Capitolo 84
Lago Hvitar, 25 chilometri a sud-ovest del campo base, 6 febbraio. Ora locale 04:58.
Il Toro fermò la sua Jeep nei pressi di una pozza in cui ribollivano acque sulfuree illuminate dalla luna piena. Oltre il lago, nell’oscurità, si riusciva a distinguere la sagoma del ghiacciaio sdraiato sotto un cielo stellato.
La strada, che in quel punto si biforcava, era completamente gelata. Prima di scendere dal veicolo si assicurò che le coordinate fossero corrette. Poi prese la pistola con il silenziatore dal cassettino e si avviò a piedi lungo un sentiero completamente innevato.
Mentre camminava nell’oscurità, affondando gli scarponi nella neve fresca, rifletteva sulla telefonata ricevuta poche ore prima. «I programmi sono cambiati. Devi gestire la cosa direttamente», gli aveva ordinato il Gran Maestro, poco dopo aver parlato con Roma.
E gestire “la cosa” significava che non poteva più restare nell’ombra. Non sarebbe più stato sufficiente attendere che la spedizione effettuasse lo scavo, per poi intervenire se avessero portato alla luce i papiri. Serviva molto di più: coordinare le ricerche di persona, affinché la campagna avesse successo.
Era cosciente che per un uomo come lui, senza una particolare preparazione in materia di archeologia, non sarebbe stato affatto semplice. D’altra parte, i tempi così stretti non gli lasciavano alternativa.
Per gli aspetti operativi, sapeva di poter contare sull’esperienza di Joonas Eklöf, il capo spedizione. Purtroppo, però, c’erano questioni che il finlandese non poteva affrontare; la principale era convincere i tecnici, gli archeologi e gli operai a rispondere a lui invece che a Julia e Cassini.

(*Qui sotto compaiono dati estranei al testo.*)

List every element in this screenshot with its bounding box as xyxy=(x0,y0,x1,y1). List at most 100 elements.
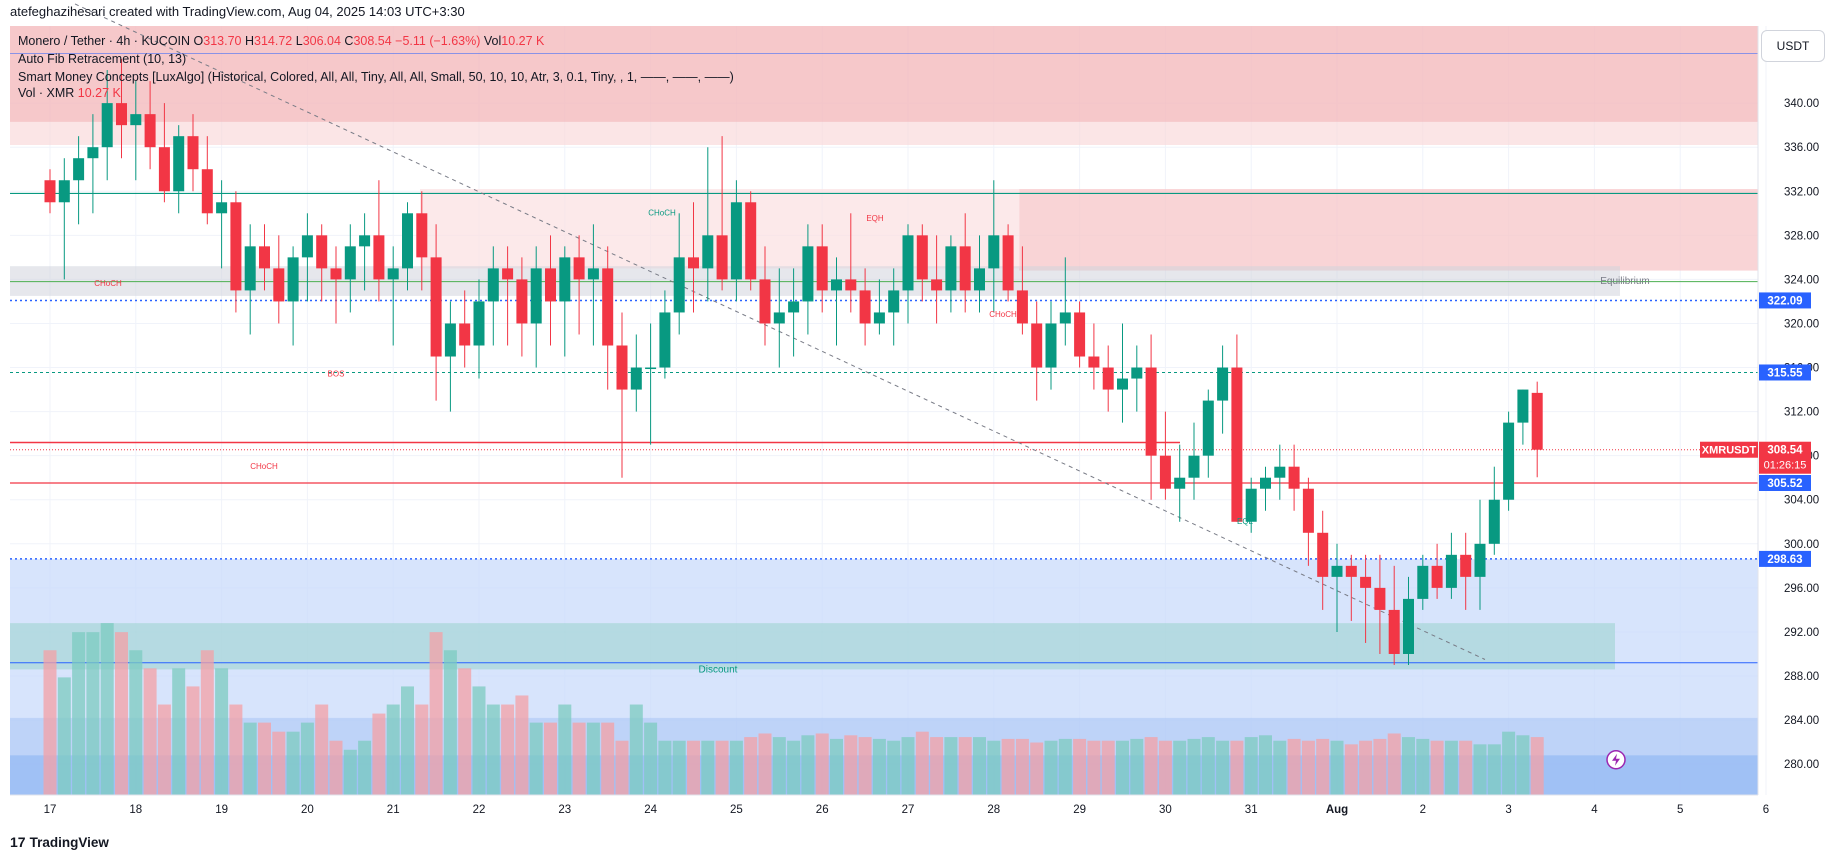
candle xyxy=(144,114,156,148)
candle xyxy=(416,213,428,258)
volume-bar xyxy=(286,731,300,795)
volume-bar xyxy=(1387,733,1401,795)
y-tick-label: 304.00 xyxy=(1784,495,1819,507)
x-tick-label: 25 xyxy=(730,804,743,816)
x-tick-label: 28 xyxy=(987,804,1000,816)
candle xyxy=(516,279,528,324)
volume-bar xyxy=(572,722,586,795)
volume-bar xyxy=(1158,740,1172,795)
x-tick-label: 5 xyxy=(1677,804,1683,816)
volume-bar xyxy=(100,623,114,795)
candle xyxy=(1531,392,1543,450)
annotation-label: EQL xyxy=(1237,517,1254,526)
volume-bar xyxy=(515,695,529,795)
author-line: atefeghazihesari created with TradingVie… xyxy=(10,4,465,19)
candle xyxy=(1117,378,1128,390)
candle xyxy=(573,257,585,280)
candle xyxy=(1145,367,1157,456)
candle xyxy=(1088,356,1100,368)
close-label: C xyxy=(344,34,354,48)
candle xyxy=(873,312,885,324)
y-tick-label: 292.00 xyxy=(1784,627,1819,639)
candle xyxy=(387,268,399,280)
candle xyxy=(530,268,542,324)
candle xyxy=(1059,312,1071,324)
candle xyxy=(1360,576,1372,588)
candle xyxy=(788,301,800,313)
candle xyxy=(1474,543,1486,577)
candle xyxy=(301,235,313,258)
candle xyxy=(1403,598,1414,654)
candle xyxy=(101,103,113,148)
price-tag xyxy=(1759,474,1811,491)
candle xyxy=(988,235,1000,269)
candle xyxy=(845,279,857,291)
candle xyxy=(1431,565,1443,588)
volume-bar xyxy=(1101,740,1115,795)
change-value: −5.11 (−1.63%) xyxy=(395,34,481,48)
x-tick-label: 21 xyxy=(387,804,400,816)
volume-bar xyxy=(1201,737,1215,795)
high-value: 314.72 xyxy=(254,34,293,48)
x-tick-label: 6 xyxy=(1763,804,1769,816)
volume-bar xyxy=(815,733,829,795)
y-tick-label: 300.00 xyxy=(1784,539,1819,551)
candle xyxy=(974,268,985,291)
candle xyxy=(44,180,56,203)
volume-bar xyxy=(143,668,157,795)
vol-value: 10.27 K xyxy=(501,34,545,48)
x-tick-label: 2 xyxy=(1420,804,1426,816)
price-tag-label: 315.55 xyxy=(1767,367,1803,379)
candle xyxy=(444,323,456,357)
candle xyxy=(545,268,556,302)
x-tick-label: 4 xyxy=(1591,804,1598,816)
currency-button[interactable]: USDT xyxy=(1761,30,1825,62)
price-tag xyxy=(1759,364,1811,381)
candle xyxy=(802,246,814,302)
symbol-name[interactable]: Monero / Tether · 4h · KUCOIN xyxy=(18,34,191,48)
volume-bar xyxy=(1044,740,1058,795)
volume-bar xyxy=(973,737,986,795)
candle xyxy=(616,345,628,390)
candle xyxy=(1231,367,1243,522)
x-tick-label: Aug xyxy=(1326,804,1348,816)
volume-bar xyxy=(1473,744,1487,795)
y-tick-label: 328.00 xyxy=(1784,230,1819,242)
candle xyxy=(745,202,757,280)
candle xyxy=(831,279,842,291)
indicator-fib[interactable]: Auto Fib Retracement (10, 13) xyxy=(18,52,187,66)
volume-bar xyxy=(386,704,400,795)
x-tick-label: 18 xyxy=(129,804,142,816)
annotation-label: Discount xyxy=(699,665,738,676)
y-tick-label: 336.00 xyxy=(1784,142,1819,154)
annotation-label: Equilibrium xyxy=(1600,276,1649,287)
volume-bar xyxy=(1144,737,1158,795)
candle xyxy=(1188,455,1200,478)
y-tick-label: 296.00 xyxy=(1784,583,1819,595)
candle xyxy=(1074,312,1086,357)
volume-bar xyxy=(629,704,643,795)
candle xyxy=(559,257,571,302)
candle xyxy=(1016,290,1028,324)
symbol-legend: Monero / Tether · 4h · KUCOIN O313.70 H3… xyxy=(18,34,544,48)
volume-bar xyxy=(343,749,357,795)
volume-bar xyxy=(57,677,71,795)
supply-zone xyxy=(10,26,1758,122)
candle xyxy=(502,268,514,280)
premium-zone xyxy=(10,26,1758,145)
candle xyxy=(330,268,342,280)
volume-bar xyxy=(1244,737,1258,795)
price-tag-label: 305.52 xyxy=(1767,478,1802,490)
indicator-smc[interactable]: Smart Money Concepts [LuxAlgo] (Historic… xyxy=(18,70,734,84)
candle xyxy=(344,246,356,280)
candle xyxy=(130,114,142,126)
x-tick-label: 30 xyxy=(1159,804,1172,816)
volume-bar xyxy=(1173,740,1187,795)
x-tick-label: 22 xyxy=(473,804,486,816)
price-tag-label: 322.09 xyxy=(1767,295,1802,307)
symbol-tag xyxy=(1700,441,1758,458)
candle xyxy=(1131,367,1143,379)
volume-bar xyxy=(801,735,815,795)
indicator-volume[interactable]: Vol · XMR 10.27 K xyxy=(18,86,121,100)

Appena ricevuto l’ordine, aveva pensato semplicemente di toglierli di mezzo. Poi, però, aveva riflettuto sull’utilità di entrambi: il professore era l’unico che aveva conoscenze dirette dei versi di Dante; la donna, invece, faceva le veci dello sceicco, il committente di tutta l’operazione. Eliminarla poteva creare incertezza e paura negli uomini che poi avrebbero dovuto lavorare ai suoi ordini.
La scelta più razionale era tenerli in vita e obbligarli a collaborare, prendendo il loro posto al comando. Sarebbe stato molto difficile, a meno che non avesse fornito loro il giusto stimolo…
Raggiunto un cartello stradale con la scritta HVíTáRVATN, si guardò intorno: davanti a lui c’era un edificio isolato, basso, tozzo e con due semplici finestre. Poco oltre si apriva la distesa ghiacciata del lago e dalla parte opposta, verso la strada, una pianura luccicante nel buio.
Il Toro affondò le mani nel giaccone per difendersi dal freddo e batté ripetutamente gli scarponi per terra. Non era contento di doversi affidare a perfetti sconosciuti, ma le circostanze non gli avevano lasciato altra scelta.
Mentre con lo sguardo cercava di individuare qualche movimento nella distesa, da oltre un crinale comparvero i fari di due auto: si stavano avvicinando, sobbalzando sulla neve.
In pochi secondi, le due Toyota Land Cruiser percorsero l’ultimo tratto di strada e parcheggiarono sullo spiazzo su cui li attendeva il Toro. Gli puntarono addosso i fari e poi spensero il motore.
Un omaccione biondo scese da una delle auto, si mise a tracolla un fucile d’assalto M4 e si avvicinò. «Otto uomini in tutto, come aveva chiesto», grugnì, inspirando l’aria fredda della notte con il naso.
Il Toro annuì. «È a circa un’ora da qui. Venga, le mostro la mappa».